Menurut Wisnu, diksi-diksi tersebut bersifat menyudutkan posisi Salmafina dan keputusannya berpindah keyakinan. Coba saja cek di mesin pencari Google. Diksi-diksi tersebut biasanya digunakan pada berita-berita yang sifatnya negatif.
Wisnu menjelaskan, ada dua hal yang membuat perpindahan agama seorang publik figur jadi hajat besar media massa. Pertama, karena agama adalah bagian penting dari tatanan sosial masyarakat Indonesia. Sebuah survei pernah dilakukan oleh lembaga riset Amerika Serikat, PEW Research yang menyebut 93 persen masyarakat Indonesia menganggap agama itu penting.
Biar bagaimanapun, tak ada yang salah. Toh, agama memang bagian penting dari kehidupan. Masalahnya, karena dianggap penting itulah kenapa setiap kabar yang menyangkut agama --dalam hal ini pindah agama-- selalu otomatis menjadi sebuah pemberitaan bernilai tinggi (news worthy).
Kondisi ini diperburuk dengan kondisi sosial masyarakat Indonesia yang tengah sensitif dengan isu agama dalam dua sampai tiga tahun belakangan.
Alasan kedua adalah tren jurnalisme kuning. Tren jurnalisme kuning telah membawa banyak media massa ke arus sensasional, di mana pemberitaan-pemberitaan penuh sensasi dan kontroversi dijadikan andalan. Terkait Salmafina, pemberitaan-pemberitaan tentangnya jadi begitu seksi di dalam arus tren jurnalisme kuning.
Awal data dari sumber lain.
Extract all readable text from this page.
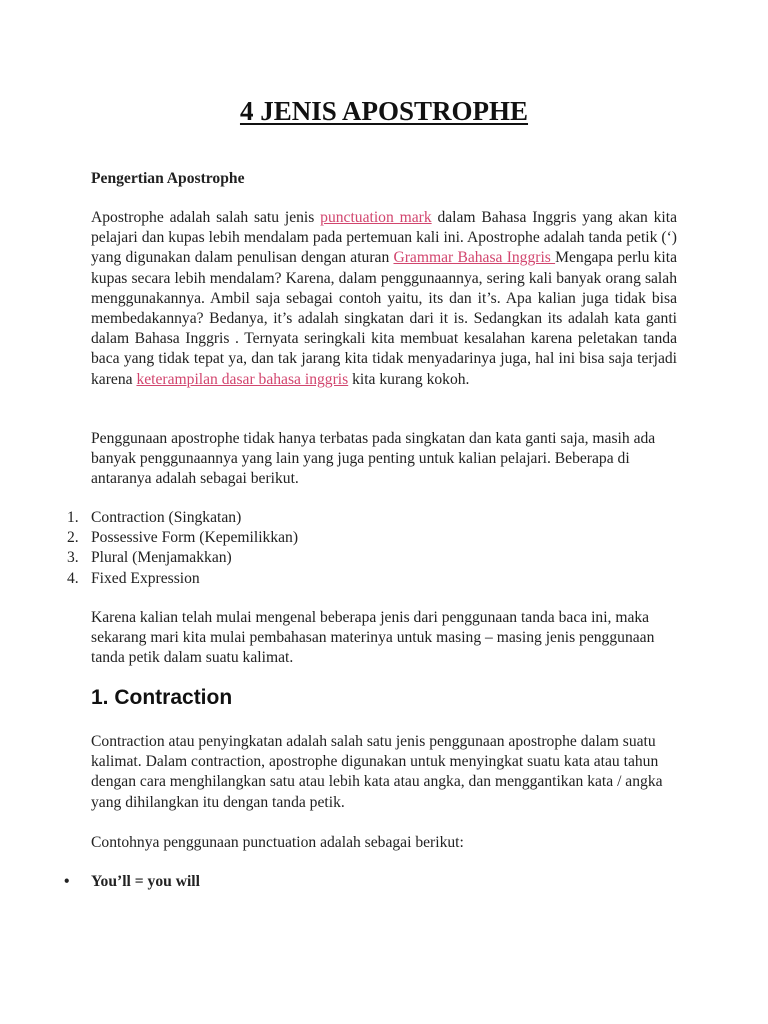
4 JENIS APOSTROPHE

Pengertian Apostrophe

Apostrophe adalah salah satu jenis punctuation mark dalam Bahasa Inggris yang akan kita pelajari dan kupas lebih mendalam pada pertemuan kali ini. Apostrophe adalah tanda petik (‘) yang digunakan dalam penulisan dengan aturan Grammar Bahasa Inggris Mengapa perlu kita kupas secara lebih mendalam? Karena, dalam penggunaannya, sering kali banyak orang salah menggunakannya. Ambil saja sebagai contoh yaitu, its dan it’s. Apa kalian juga tidak bisa membedakannya? Bedanya, it’s adalah singkatan dari it is. Sedangkan its adalah kata ganti dalam Bahasa Inggris . Ternyata seringkali kita membuat kesalahan karena peletakan tanda baca yang tidak tepat ya, dan tak jarang kita tidak menyadarinya juga, hal ini bisa saja terjadi karena keterampilan dasar bahasa inggris kita kurang kokoh.

Penggunaan apostrophe tidak hanya terbatas pada singkatan dan kata ganti saja, masih ada banyak penggunaannya yang lain yang juga penting untuk kalian pelajari. Beberapa di antaranya adalah sebagai berikut.

1. Contraction (Singkatan)
2. Possessive Form (Kepemilikkan)
3. Plural (Menjamakkan)
4. Fixed Expression

Karena kalian telah mulai mengenal beberapa jenis dari penggunaan tanda baca ini, maka sekarang mari kita mulai pembahasan materinya untuk masing – masing jenis penggunaan tanda petik dalam suatu kalimat.

1. Contraction

Contraction atau penyingkatan adalah salah satu jenis penggunaan apostrophe dalam suatu kalimat. Dalam contraction, apostrophe digunakan untuk menyingkat suatu kata atau tahun dengan cara menghilangkan satu atau lebih kata atau angka, dan menggantikan kata / angka yang dihilangkan itu dengan tanda petik.

Contohnya penggunaan punctuation adalah sebagai berikut:

• You’ll = you will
Gejala praktik jurnalisme kuning, menurut Wisnu telah terjadi sejak lama. Media massa seakan tak bisa melawan arus ini lantaran memang terbukti mendatangkan pembaca lewat sifat click bait, yang artinya mendatangkan uang.
Aturan
Bukan cuma melanggar soal etika, pemberitaan mengenai pindah agama itu juga sudah ada aturannya. Komisi Penyiaran Indonesia (KPI) melalui Pedoman Perilaku Penyiaran dan Standar Program Siaran (P3SPS) sudah mengatur agar media tidak menyiarkan berita soal alasan kepindahan agama seseorang.
Komisioner KPI Nuning Rodiyah menjelaskan aturan tersebut untuk mencegah adanya diskriminasi agama tertentu. “Kekhawatirannya adalah ketika itu ditayangkan, maka langsung maupun tidak langsung akan menjatuhkan agama yang ditinggalkan,” kata Nuning kepada era.id.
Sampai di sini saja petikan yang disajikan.